Mariage pour sous/toutes : la dernière croisade ? (1)

samedi 8 décembre 2012
par  QD, Administrateur

Le conseil des ministres vient d’adopter le projet d’ouverture du mariage et de l’adoption aux couples homosexuels. La réaction de toutes les forces rétrogrades (conférence des évêques, Grand Rabbin, Président du culte musulman, UMP, Parti Démocrate Chrétienne de Christine Boutin et intégristes de tout poil…) ne s’est pas faite attendre. Mais pourquoi en parler dans un dossier sur la laïcité ?

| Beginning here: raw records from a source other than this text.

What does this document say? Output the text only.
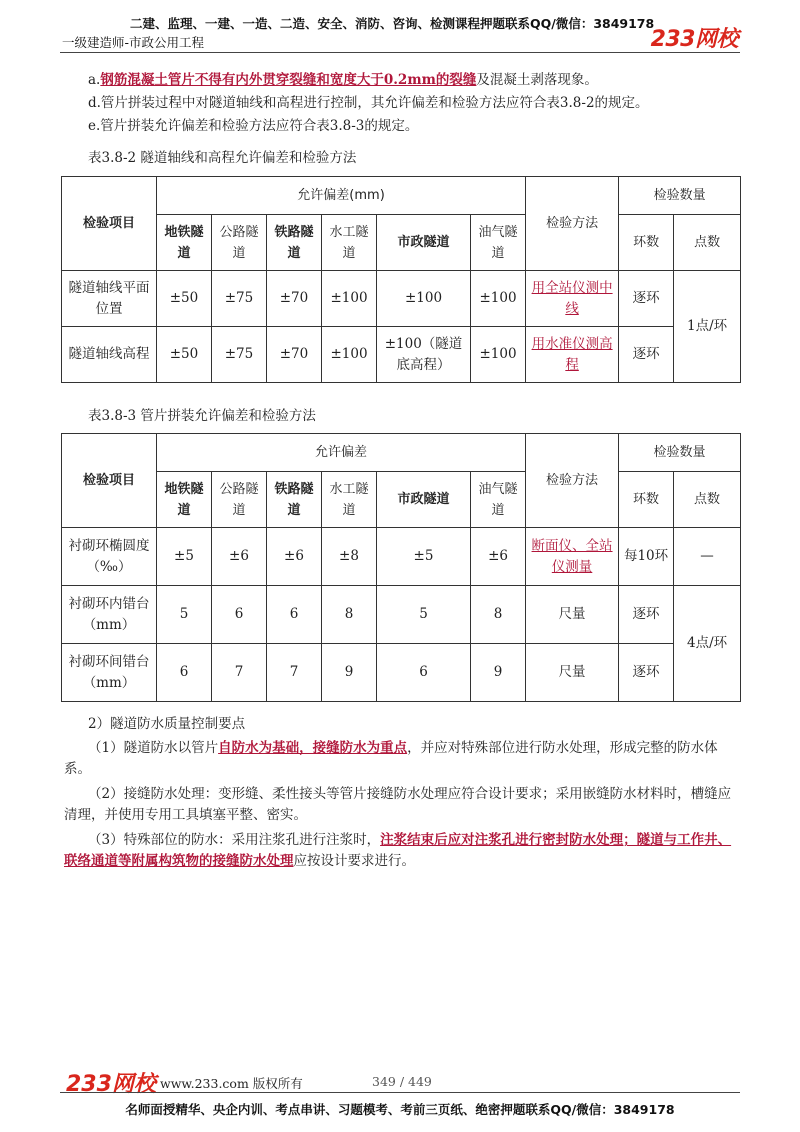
二建、监理、一建、一造、二造、安全、消防、咨询、检测课程押题联系QQ/微信：3849178
一级建造师-市政公用工程	233网校
a.钢筋混凝土管片不得有内外贯穿裂缝和宽度大于0.2mm的裂缝及混凝土剥落现象。
d.管片拼装过程中对隧道轴线和高程进行控制，其允许偏差和检验方法应符合表3.8-2的规定。
e.管片拼装允许偏差和检验方法应符合表3.8-3的规定。
表3.8-2 隧道轴线和高程允许偏差和检验方法
检验项目	允许偏差(mm)						检验方法	检验数量	
	地铁隧道	公路隧道	铁路隧道	水工隧道	市政隧道	油气隧道		环数	点数
隧道轴线平面位置	±50	±75	±70	±100	±100	±100	用全站仪测中线	逐环	1点/环
隧道轴线高程	±50	±75	±70	±100	±100（隧道底高程）	±100	用水准仪测高程	逐环	
表3.8-3 管片拼装允许偏差和检验方法
检验项目	允许偏差						检验方法	检验数量	
	地铁隧道	公路隧道	铁路隧道	水工隧道	市政隧道	油气隧道		环数	点数
衬砌环椭圆度（‰）	±5	±6	±6	±8	±5	±6	断面仪、全站仪测量	每10环	—
衬砌环内错台（mm）	5	6	6	8	5	8	尺量	逐环	4点/环
衬砌环间错台（mm）	6	7	7	9	6	9	尺量	逐环	
2）隧道防水质量控制要点
（1）隧道防水以管片自防水为基础，接缝防水为重点，并应对特殊部位进行防水处理，形成完整的防水体系。
（2）接缝防水处理：变形缝、柔性接头等管片接缝防水处理应符合设计要求；采用嵌缝防水材料时，槽缝应清理，并使用专用工具填塞平整、密实。
（3）特殊部位的防水：采用注浆孔进行注浆时，注浆结束后应对注浆孔进行密封防水处理；隧道与工作井、联络通道等附属构筑物的接缝防水处理应按设计要求进行。
233网校 www.233.com 版权所有	349 / 449
名师面授精华、央企内训、考点串讲、习题模考、考前三页纸、绝密押题联系QQ/微信：3849178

Pour nous la laïcité n’est pas l’idéalisation d’une République désincarnée, mais plutôt un aspect d’une perspective d’émancipation, de changement de société. Elle pose donc la question de l’égalité des droits dans tous les domaines, indépendamment de l’origine, de l’orientation sexuelle… et c’est à ce titre que cette question nous intéresse.

Une question centrale,
l’égalité des droits
L’institution sociale du mariage - que l’Eglise a contrôlé pendant plusieurs siècles, pour en faire aussi une institution religieuse et même un sacrement - fait partie des éléments de maintien de la société capitaliste et des traditions réactionnaires. En lien étroit avec la famille : la famille fondée sur un couple d’hétérosexuels mariés est considérée par les forces les plus obscurantistes comme un pilier de la "civilisation". La valoriser, prétendre la défendre ou la renforcer… revient en fait à justifier des normes pas du tout "naturelles", mais plutôt discriminatoires car liées à des choix politiques et religieux réactionnaires.

Ce qui nous importe n’est pas donc pas qu’il soit ouvert à tous/toutes, mais plutôt la question de l’égalité des droits quel que soit le choix de vie : en union libre, en PACS ou en couple marié, homosexuel ou hétérosexuel… pour nous la perspective est celle de l’union libre amoureuse, qui n’est pas généralisable dans la société capitaliste, mais qui est praticable dès maintenant. Sachant que discriminations et homophobie persisteront toujours dans une société capitaliste. En ce sens la question n’est pas seulement "sociétale".

De ce point de vue, le projet gouvernemental est plus que critiquable : il ressemble beaucoup plus à un acte symbolique. L’égalité des droits reste encore loin, des questions importantes ne sont pas tranchées : les questions de filiation, d’adoption conjointe, d’accès à la procréation médicalement assistée pour les couples de lesbiennes ;

Pourtant, c’est déjà trop pour certain-e-s…

Une offensive tous azimuts
Sans surprise, comme pour le PACS : dignitaires religieux et leurs intégristes, UMP et extrême-droite qui veulent descendre dans la rue, maires de droite… donnent de la voix. Mais deux autres éléments sont notables.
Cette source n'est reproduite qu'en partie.